Storage conditions and periods
List B. The drug should be stored in a place protected from light, out of reach of children, at a temperature not exceeding 25°C. Shelf life: 3 years.
Medomeksi® (MEDOMEXI)
Medomexi® is an inhibitor of free radical processes and a membrane protector. It also has antihypoxic, stress-protective, nootropic, antiepileptic and anxiolytic effects. Belongs to the class of 3-hydroxypyridines.
The mechanism of action of Medomexi® is due to its antioxidant and membrane protective effect. The drug inhibits lipid peroxidation, increases the activity of superoxide oxidase, increases the lipid-protein ratio, improves the structure and function of the membrane and cells. Medomexi® modulates the activity of membrane-bound enzymes (calcium-independent phosphodiesterase, adenylate cyclase, acetylcholinesterase), receptor complexes (benzodiazepine, GABA, acetylcholine), which enhances their ability to bind to ligands, helps preserve the structural and functional organization of biomembranes, neurotransmitter transport and improve synaptic transmission. Medomexi® increases dopamine levels in the brain.

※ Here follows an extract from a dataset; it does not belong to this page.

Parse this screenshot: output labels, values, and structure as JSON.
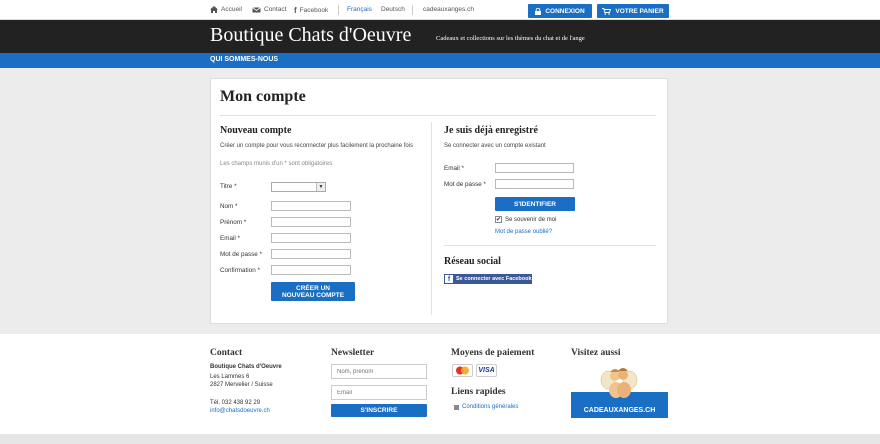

Causes an increase in compensatory activation of aerobic glycolysis and a decrease in the degree of inhibition of oxidative processes in the Krebs cycle under conditions of hypoxia with an increase in the content of ATP and creatine phosphate, activation of the energy-synthesizing functions of mitochondria.
Increases the body's resistance to the effects of various damaging factors in pathological conditions (hypoxia and ischemia, cerebrovascular accidents, intoxication with ethanol and antipsychotic drugs).
In conditions of a critical decrease in coronary blood flow, it helps to preserve the structural and functional organization of cardiomyocyte membranes, stimulates the activity of membrane enzymes, phosphodiesterase, adenylate cyclase, acetylcholinesterase. Supports the activation of aerobic glycolysis that develops during acute ischemia and promotes the restoration of mitochondrial redox processes under hypoxic conditions, increases the synthesis of ATP and creatine phosphate. Ensures the integrity of the morphological structures and physiological functions of the ischemic myocardium. Improves the clinical course of myocardial infarction, increases the effectiveness of therapy, reduces the incidence of arrhythmias and intracardiac conduction disorders. Normalizes metabolic processes in ischemic myocardium, increases the antianginal activity of nitrates, improves the rheological properties of blood, reduces the consequences of reperfusion syndrome in acute coronary insufficiency. Reduces enzymatic toxemia and endogenous intoxication in acute pancreatitis. Improves metabolism and blood supply to the brain, microcirculation and rheological properties of blood, reduces platelet aggregation. Stabilizes the membranes of blood cells (erythrocytes and platelets), reducing the likelihood of hemolysis. It has a lipid-lowering effect, reduces the content of total cholesterol and low-density lipoproteins.